Es ist keine Neuigkeit, dass Choreografen respektive Compagnien beim theoretischen Überbau ihrer Werke gern einmal über das Ziel hinausschießen. Möglicherweise herrscht hier der Glaube vor, leichter an die Bewilligung von Fördergeldern zu kommen, wenn „aktuelle Themen“ in der Beschreibung des Tanzgeschehens aufgegriffen werden. Dabei spielt das Publikumsinteresse offenbar eine untergeordnete Rolle. Senzenberger ist mit Wetland ein gutes Beispiel dafür. „Hier verwandelt Wasser die Bühne in einen feuchtqueeren Ort“, heißt es in der Stückbeschreibung. Für große Teile der Bevölkerung ist das Kunstwort queer inzwischen ein rotes Tuch. Bekannt ist die zunehmende Ablehnung gegenüber Minderheiten, die längst akzeptiert waren, der Begriff des Aktivisten wird zum Schimpfwort. „Die Choreografie lässt virtuose Slidingtechnik mit queerer Perspektive, einen Pleasure zelebrierenden Ansatz mit popkulturellen Einflüssen ineinanderfließen“, heißt es weiter in der Beschreibung. Da geht die Lust gegen null.

Foto © Nathan Ishar

Im Düsseldorfer Tanzhaus NRW ist der große Saal gut besucht. Die Alten sind zuhause geblieben. Die Bühne ist mit einer weißen Folie ausgelegt. Um sie herum sind Scheinwerfer aufgestellt. Die Raffinesse der Bühne, die sich Kristi Knak Tschaikowskaja ausgedacht und später Renate Mihatsch überarbeitet hat, erschließt sich erst später. Vorerst kommen die fünf Akteure über die Seitentreppen der Tribüne herunter, bekleidet mit Unterhosen, weißen Söckchen und Turnschuhen. Für die Komposition der Musik, ihre Zusammenstellung und den richtigen Klang sorgt Isabella Forster. Katharina Senzenberger, Stella Covi, Ibai Jimenez Gorostizu-Orkaiztegi, Vivien Kovarbasic und Constanze Werner bringen sich in Position, zeigen abwechselnd kämpferische und laszive Posen, ehe den Zuschauern nach etwa fünf Minuten ausreichend Gelegenheit gegeben wird, die nahezu unbekleideten Körper im Stillstand zu betrachten. Im grellen Licht, für das ebenfalls Senzenberger verantwortlich zeichnet, fällt lediglich auf, dass alle fünf unrasiert sind. Damit dürften sie, glaubt man einer Umfrage, tatsächlich zu einer Minderheit gehören.

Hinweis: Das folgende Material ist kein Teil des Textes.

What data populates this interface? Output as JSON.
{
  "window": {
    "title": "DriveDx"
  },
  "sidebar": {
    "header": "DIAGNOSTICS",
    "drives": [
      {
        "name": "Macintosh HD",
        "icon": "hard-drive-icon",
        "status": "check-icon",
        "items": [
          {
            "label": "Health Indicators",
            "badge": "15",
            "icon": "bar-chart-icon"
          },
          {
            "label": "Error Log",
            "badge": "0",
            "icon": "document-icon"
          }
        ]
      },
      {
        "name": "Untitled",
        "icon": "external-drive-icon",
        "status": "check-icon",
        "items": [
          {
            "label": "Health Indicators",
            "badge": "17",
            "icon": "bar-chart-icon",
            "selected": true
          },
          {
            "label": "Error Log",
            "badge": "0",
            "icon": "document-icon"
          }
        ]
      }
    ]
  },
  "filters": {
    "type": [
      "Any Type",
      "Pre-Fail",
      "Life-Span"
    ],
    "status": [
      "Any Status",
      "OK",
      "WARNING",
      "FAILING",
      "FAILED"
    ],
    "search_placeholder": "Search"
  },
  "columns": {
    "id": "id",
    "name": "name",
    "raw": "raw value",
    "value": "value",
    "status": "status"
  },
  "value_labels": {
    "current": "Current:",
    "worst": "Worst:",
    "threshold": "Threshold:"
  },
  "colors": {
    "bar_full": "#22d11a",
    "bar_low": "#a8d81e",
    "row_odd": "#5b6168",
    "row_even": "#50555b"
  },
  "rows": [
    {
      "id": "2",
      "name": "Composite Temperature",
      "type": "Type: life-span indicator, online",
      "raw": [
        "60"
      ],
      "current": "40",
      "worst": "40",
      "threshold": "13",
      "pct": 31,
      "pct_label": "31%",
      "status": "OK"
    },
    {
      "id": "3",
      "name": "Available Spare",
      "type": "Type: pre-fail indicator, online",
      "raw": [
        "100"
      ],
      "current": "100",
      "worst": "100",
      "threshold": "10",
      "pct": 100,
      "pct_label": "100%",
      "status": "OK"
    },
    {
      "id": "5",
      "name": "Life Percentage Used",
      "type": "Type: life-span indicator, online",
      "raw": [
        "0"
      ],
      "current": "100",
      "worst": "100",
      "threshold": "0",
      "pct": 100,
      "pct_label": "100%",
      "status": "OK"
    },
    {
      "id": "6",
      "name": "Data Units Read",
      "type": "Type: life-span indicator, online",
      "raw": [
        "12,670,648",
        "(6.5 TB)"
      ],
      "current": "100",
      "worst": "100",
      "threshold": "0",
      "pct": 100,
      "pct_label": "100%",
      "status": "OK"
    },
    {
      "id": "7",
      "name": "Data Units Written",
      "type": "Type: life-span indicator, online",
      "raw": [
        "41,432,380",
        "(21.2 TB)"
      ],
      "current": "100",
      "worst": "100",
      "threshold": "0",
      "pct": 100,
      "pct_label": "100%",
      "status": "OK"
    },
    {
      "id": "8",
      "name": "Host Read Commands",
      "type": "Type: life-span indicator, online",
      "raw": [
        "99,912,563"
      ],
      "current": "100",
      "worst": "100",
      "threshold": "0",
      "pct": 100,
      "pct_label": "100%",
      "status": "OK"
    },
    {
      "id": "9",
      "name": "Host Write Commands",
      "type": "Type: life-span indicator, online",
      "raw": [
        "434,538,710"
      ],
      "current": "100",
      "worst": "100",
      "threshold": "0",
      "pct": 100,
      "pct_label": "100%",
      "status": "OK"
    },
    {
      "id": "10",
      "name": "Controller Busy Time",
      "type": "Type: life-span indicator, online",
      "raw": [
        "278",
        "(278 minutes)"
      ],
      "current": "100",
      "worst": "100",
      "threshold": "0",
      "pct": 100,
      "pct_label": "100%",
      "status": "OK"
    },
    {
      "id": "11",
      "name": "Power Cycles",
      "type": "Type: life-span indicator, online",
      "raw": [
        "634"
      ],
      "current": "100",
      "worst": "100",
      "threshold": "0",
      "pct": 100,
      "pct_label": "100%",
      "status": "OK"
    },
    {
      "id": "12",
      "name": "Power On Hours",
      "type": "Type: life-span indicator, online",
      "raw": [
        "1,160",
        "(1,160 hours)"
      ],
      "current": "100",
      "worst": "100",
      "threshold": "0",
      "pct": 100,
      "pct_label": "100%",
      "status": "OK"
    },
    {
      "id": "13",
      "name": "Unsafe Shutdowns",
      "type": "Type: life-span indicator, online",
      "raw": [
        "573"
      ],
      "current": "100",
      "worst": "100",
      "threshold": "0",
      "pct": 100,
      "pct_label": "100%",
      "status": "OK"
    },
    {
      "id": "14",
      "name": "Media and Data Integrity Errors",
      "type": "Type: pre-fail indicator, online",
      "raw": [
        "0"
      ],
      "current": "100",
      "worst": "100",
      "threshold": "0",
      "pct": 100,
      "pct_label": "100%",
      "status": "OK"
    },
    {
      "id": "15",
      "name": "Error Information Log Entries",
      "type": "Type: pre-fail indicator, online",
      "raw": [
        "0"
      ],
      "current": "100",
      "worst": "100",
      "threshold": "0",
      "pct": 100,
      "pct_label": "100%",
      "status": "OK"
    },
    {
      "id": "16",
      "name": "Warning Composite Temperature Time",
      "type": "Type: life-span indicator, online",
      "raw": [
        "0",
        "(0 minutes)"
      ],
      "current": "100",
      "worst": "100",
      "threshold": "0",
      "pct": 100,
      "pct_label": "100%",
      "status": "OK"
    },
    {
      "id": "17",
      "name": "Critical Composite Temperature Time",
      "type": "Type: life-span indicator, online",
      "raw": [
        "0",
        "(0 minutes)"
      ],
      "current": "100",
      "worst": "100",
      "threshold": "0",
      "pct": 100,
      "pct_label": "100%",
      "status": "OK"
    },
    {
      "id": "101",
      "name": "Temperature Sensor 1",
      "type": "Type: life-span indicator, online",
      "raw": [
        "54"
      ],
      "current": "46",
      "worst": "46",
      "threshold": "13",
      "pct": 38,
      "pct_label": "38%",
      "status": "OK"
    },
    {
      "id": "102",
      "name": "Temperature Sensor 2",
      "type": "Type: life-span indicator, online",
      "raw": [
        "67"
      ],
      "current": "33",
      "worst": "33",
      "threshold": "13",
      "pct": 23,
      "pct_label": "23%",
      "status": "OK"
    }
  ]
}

Orgelklänge branden auf, Senzenberger und Covi stellen sich in die Bühnenmitte, während ihre Mitstreiter am hochgestellten Rand Platz nehmen. Erst jetzt fällt der Ring über der Bühne auf, aus dem nun Wasser sprüht. Lachen bilden sich auf der weißen Folie. Die beiden Frauen imitieren derweil in bester Hollywood-Manier Kuss und Umarmung. Das ist ebenso erotisch wie in den besagten Filmen. Und dann kann der eigentliche Spaß beginnen. Dass es tatsächlich Freude bereitet, auf einer gewässerten Folie herumzurutschen, belegen zahlreiche Videos im Internet. Die Akteure stoßen sich vom „Beckenrand“ ab, fangen gegenseitig Schwung ab oder verleihen sich zusätzlichen Schub, wenn sie über die Fläche schießen, sich dabei windend und kugelnd. Die gute Laune zu den rhythmischen Klängen der Musik überträgt sich ungebremst auf das Publikum. Und wenn die fast nackten Körper als Kette über die nasse Fläche rutschen, kennt die Begeisterung keine Grenzen mehr. In der etwas mehr als einstündigen Schau wiederholt sich vieles. Da ist die Vermutung durchaus berechtigt, es könne noch mehr Bewegungsmaterial geben. Vorerst reicht das Gezeigte, das manches physikalische Gesetz außer Kraft zu setzen scheint, das Publikum zu entzücken. Eine wunderbare tänzerische Idee, in der noch viel Potenzial steckt. Auf die künftigen Arbeiten von Senzenberger wird man achten müssen.